Crime Library: Criminal Minds and Methods

The Murder of Daniel Williams


During his interrogation, Richardson at first denied even being at the murder scene. He denied ever meeting Daniel. He denied everything. Eventually, Fanning broke the news to Richardson that his DNA had been found on the condom that had been lying under the victim's body.

The cornered suspect started to explain. "I'm not a bad guy. I mean, I've done some things, but whatever I've done, you know, whatever I've done, I'll apologize for."

The detectives turned their hand over slowly, one card at a time.

Fanning explains the strategy: "They lie more and lie more and lie more, and you just show them their lies, and you show them some of the information and some of the evidence that you have, and they finally realize that there's no sense in lying anymore, that we know the truth."

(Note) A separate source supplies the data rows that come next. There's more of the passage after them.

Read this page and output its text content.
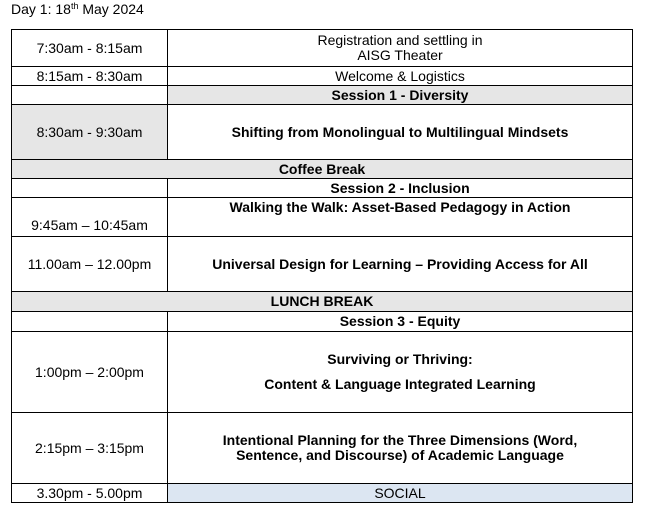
Day 1: 18th May 2024
7:30am - 8:15am	Registration and settling in
AISG Theater
8:15am - 8:30am	Welcome & Logistics
	Session 1 - Diversity
8:30am - 9:30am	Shifting from Monolingual to Multilingual Mindsets
Coffee Break	
	Session 2 - Inclusion
9:45am – 10:45am	Walking the Walk: Asset-Based Pedagogy in Action
11.00am – 12.00pm	Universal Design for Learning – Providing Access for All
LUNCH BREAK	
	Session 3 - Equity
1:00pm – 2:00pm	Surviving or Thriving:
Content & Language Integrated Learning

2:15pm – 3:15pm	Intentional Planning for the Three Dimensions (Word, Sentence, and Discourse) of Academic Language
3.30pm - 5.00pm	SOCIAL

Richardson admitted he drank a lot and used drugs regularly around the time of Daniel's death. He also frequented a strip bar near 12th and Compton. One night while drunk, Richardson cruised through the area in his car and picked up what he thought was a female prostitute.

The detectives pressed him for more details.

"It's kinda foggy," Richardson said. "It was a long time ago. I was drunk, you know."

"What type of sex were you having with this person?" one of the detectives asked.

"Sex was oral...and then regular sex with him," Richardson said.

After a while the pair got out of the car and started having what Richardson said he thought was vaginal intercourse. While the two of them were bumping and grinding against the fender, Daniel made a remark that Richardson claimed first tipped him that the 6-foot-2-inch, nearly 220-pound prostitute was actually a man.

"The comments were not (from) a woman," Richardson said. "I can't even remember the exact words, you know, dialogue or whatever it was."

Richardson said he went nuts. "I lost it."

He pulled a gun and shot twice.

"I mean I didn't try to kill nobody, you know," Richardson said. "That was, that was purely an accident, you know? Anytime I do anything, I don't hurt people, it's accidental. I didn't really hurt too many people in my life, you know. Whatever I've done to anybody you know, (was an) accident."

Abdul and Fanning had heard the same story countless times. It was a mistake. The gun just went off. I didn't mean to hurt anybody.

"In Mr. Richardson's case," Fanning says, "he seemed very relieved to finally get it off his chest, like he'd been carrying it around for some time."

Even after Richardson confessed to killing Daniel Williams, he pleaded not guilty and went to trial. He was found guilty of voluntary manslaughter and faces eleven years in prison.

Without breakthroughs in DNA technology and the development of a comprehensive DNA database, the investigation of the murder of Daniel Williams would have almost certainly remained forever locked up in the cold case files of the Los Angeles Police Department. Just another unsolved homicide. Just another uncaught killer.

"Technology caught up with the investigation and solved the case for us," Baitx says.